It’s no secret that when it comes to funding, HBCUs are given the short end of the stick. From federal policies and campaign promises that hardly ever come through, to stark differences in state funding between HBCUs (Historically Black Colleges and Universities) and PWIs (Predominately White Institutions), our schools are struggling in the area of finances, which impacts our students and quality of education. While systemic inequality plays a significant role in the state of Black universities, it is important to recognize that donations from alumni are the lifeline of any college or university, and that the absence of giving from Black alumni can be felt across many HBCU campuses.
According to Forbes, the average rate of alumni donations at HBCUs is nearly 10% and the rate has remained constant over the last few decades. This is nowhere near the hundreds of thousands spent during the homecoming season.
Only four HBCUs have an alumni giving rate exceeding 30%: Claflin University (47%), Spelman College, Bennett College, and Lane College (all exceeding 35%). Two HBCUs had the lowest giving rate of 2%.
So why aren’t our alumni giving back? It’s not that we don’t value and appreciate the education and life lessons gained from our coveted HBCUs.
One known reason is the wealth disparity between Black professionals and families and our white counterparts. Giving back can be difficult, especially for young Black professionals working to solidify their careers and financial stability. The wealth disparity is also caused by the dramatic differences in student loan debt between Black students and their white counterparts. According to Education Data Initiative, the average Black student owes around $25,000 more than white students. Forty-eight percent of Black students owe 12.5% more than they borrowed, and Black student borrowers are most likely to struggle financially due to student loan debt, with 29% paying $350 or more in monthly payments.
Other reasons include small fundraising infrastructures, miseducation about state funding for HBCUs, and many HBCU graduates saying they simply haven’t been asked to donate.
Why is it important to donate to HBCUs?
There’s a common issue amongst HBCUs all over the nation (besides financial aid office mayhem), and that is lack of property and deteriorating infrastructure. Recently, Howard University, a well-known private HBCU, made headlines after a month-long protest from students over unfit living conditions such as black mold, dust, and flooding. If even our most popular HBCUs are struggling to provide safe and up-to-date living conditions for students, we can only imagine the conditions of our lesser-known and less funded Black universities.
With many of our HBCUs in inner-city areas, it is difficult and almost impossible for expansion to take place without adequate funding. Even Black universities with more than enough surrounding space to build Black college towns, like Prairie View A&M University, do not have the funding to do so.
How do we increase the Black alumni giving rate at HBCUs?
Education about philanthropy and the importance of supporting Black universities should begin while students are in school. If the importance of giving back as an alumni is fervently taught while our students are still enrolled in school, we can create a culture where financially supporting HBCUs is the norm and highly valued within our communities.

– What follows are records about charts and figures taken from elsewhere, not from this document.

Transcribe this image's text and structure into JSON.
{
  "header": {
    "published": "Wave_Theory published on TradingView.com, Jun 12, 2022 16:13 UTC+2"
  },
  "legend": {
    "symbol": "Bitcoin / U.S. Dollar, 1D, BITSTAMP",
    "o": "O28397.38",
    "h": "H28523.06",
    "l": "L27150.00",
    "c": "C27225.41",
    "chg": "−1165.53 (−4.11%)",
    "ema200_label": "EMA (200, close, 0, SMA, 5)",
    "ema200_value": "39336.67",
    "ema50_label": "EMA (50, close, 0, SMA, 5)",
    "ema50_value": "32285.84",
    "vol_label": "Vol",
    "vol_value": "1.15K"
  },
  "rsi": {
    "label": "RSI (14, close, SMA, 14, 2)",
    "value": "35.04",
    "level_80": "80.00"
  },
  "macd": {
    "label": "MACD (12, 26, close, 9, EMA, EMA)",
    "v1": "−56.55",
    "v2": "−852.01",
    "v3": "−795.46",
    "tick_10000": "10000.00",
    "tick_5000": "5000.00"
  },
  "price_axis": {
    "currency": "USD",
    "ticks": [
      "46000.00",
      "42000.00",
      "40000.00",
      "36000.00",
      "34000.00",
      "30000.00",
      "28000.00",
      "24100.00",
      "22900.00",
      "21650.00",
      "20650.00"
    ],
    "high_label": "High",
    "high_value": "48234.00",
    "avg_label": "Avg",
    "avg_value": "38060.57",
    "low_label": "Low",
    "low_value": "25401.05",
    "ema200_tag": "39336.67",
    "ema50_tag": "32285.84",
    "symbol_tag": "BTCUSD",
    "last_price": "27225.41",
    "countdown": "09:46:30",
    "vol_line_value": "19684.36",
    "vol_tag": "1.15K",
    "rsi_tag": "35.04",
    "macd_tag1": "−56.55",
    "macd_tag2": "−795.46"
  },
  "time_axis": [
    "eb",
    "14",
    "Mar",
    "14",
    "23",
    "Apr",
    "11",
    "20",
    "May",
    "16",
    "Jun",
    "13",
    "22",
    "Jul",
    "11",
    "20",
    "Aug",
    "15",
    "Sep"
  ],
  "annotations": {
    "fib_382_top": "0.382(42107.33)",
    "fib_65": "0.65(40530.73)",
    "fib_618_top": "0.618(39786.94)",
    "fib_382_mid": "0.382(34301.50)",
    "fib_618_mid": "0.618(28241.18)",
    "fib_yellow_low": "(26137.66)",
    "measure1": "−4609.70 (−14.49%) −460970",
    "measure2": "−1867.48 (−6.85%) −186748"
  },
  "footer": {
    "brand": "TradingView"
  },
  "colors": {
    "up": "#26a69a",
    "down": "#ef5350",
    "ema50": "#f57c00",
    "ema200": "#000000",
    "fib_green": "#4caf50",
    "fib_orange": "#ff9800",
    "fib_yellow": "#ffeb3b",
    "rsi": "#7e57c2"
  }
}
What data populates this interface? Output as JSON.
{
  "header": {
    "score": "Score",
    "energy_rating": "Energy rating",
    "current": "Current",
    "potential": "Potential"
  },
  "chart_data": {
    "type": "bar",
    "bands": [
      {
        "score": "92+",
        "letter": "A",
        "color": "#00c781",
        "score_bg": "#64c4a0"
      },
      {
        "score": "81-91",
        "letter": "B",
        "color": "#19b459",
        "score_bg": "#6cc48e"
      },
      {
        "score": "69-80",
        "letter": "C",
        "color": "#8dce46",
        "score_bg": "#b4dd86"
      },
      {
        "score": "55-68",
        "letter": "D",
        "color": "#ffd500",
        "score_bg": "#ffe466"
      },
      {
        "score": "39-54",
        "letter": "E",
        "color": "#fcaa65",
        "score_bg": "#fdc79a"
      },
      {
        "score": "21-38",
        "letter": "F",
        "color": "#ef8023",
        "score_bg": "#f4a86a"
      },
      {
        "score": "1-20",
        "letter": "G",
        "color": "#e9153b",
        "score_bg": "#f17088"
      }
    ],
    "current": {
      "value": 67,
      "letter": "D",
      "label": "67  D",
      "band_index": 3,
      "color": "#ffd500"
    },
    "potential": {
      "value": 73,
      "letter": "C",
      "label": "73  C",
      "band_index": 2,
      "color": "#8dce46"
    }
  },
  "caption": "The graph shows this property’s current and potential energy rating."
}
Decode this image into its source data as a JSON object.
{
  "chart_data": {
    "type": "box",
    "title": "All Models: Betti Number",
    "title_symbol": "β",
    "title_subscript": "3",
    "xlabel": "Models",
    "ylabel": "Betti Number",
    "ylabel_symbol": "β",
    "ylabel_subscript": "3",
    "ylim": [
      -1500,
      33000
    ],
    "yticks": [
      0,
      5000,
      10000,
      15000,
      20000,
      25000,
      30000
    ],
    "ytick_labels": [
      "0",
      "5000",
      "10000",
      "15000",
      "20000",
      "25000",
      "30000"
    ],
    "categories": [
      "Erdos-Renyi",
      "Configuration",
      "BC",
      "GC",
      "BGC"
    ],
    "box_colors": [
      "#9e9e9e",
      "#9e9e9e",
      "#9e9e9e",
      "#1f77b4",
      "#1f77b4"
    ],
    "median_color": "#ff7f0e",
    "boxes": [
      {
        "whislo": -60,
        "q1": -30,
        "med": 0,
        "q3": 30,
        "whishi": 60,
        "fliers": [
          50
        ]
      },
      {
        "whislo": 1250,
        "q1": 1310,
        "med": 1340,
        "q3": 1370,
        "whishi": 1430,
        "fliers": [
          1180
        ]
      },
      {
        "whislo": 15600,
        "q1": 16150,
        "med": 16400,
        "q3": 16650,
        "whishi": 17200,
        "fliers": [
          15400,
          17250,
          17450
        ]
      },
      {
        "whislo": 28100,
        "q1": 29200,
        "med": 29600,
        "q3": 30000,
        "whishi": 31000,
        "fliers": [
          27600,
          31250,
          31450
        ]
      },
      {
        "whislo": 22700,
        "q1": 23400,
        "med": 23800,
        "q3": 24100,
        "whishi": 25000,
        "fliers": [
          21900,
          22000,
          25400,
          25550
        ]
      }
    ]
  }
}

Many Black alumni are under the impression that their monetary contributions matter less than the hefty donations given by celebrities such as Oprah Winfrey, Tom Joyner, Denzel Washington, etc. This cannot be further than the truth. Consistent donations from HBCU communities are crucial to the continued success and prosperity of Black universities and colleges. Even if payments are as little as $20 a month, every dollar plays a role in the growth of HBCUs.
It’s time to challenge ourselves and our community members to support and nurture the institutions that have given so much to Black communities and Black culture. These universities provide a safe learning environment and life lessons that will follow Black students long after graduation. Investing in the future of the Black community as we pursue equity and racial progress in America starts by investing today in the institutions we hold near and dear to our hearts.
Never underestimate the power of the Black dollar. Invest your money where it can benefit your community. Investing in our students IS investing in the future of Black America, as a whole.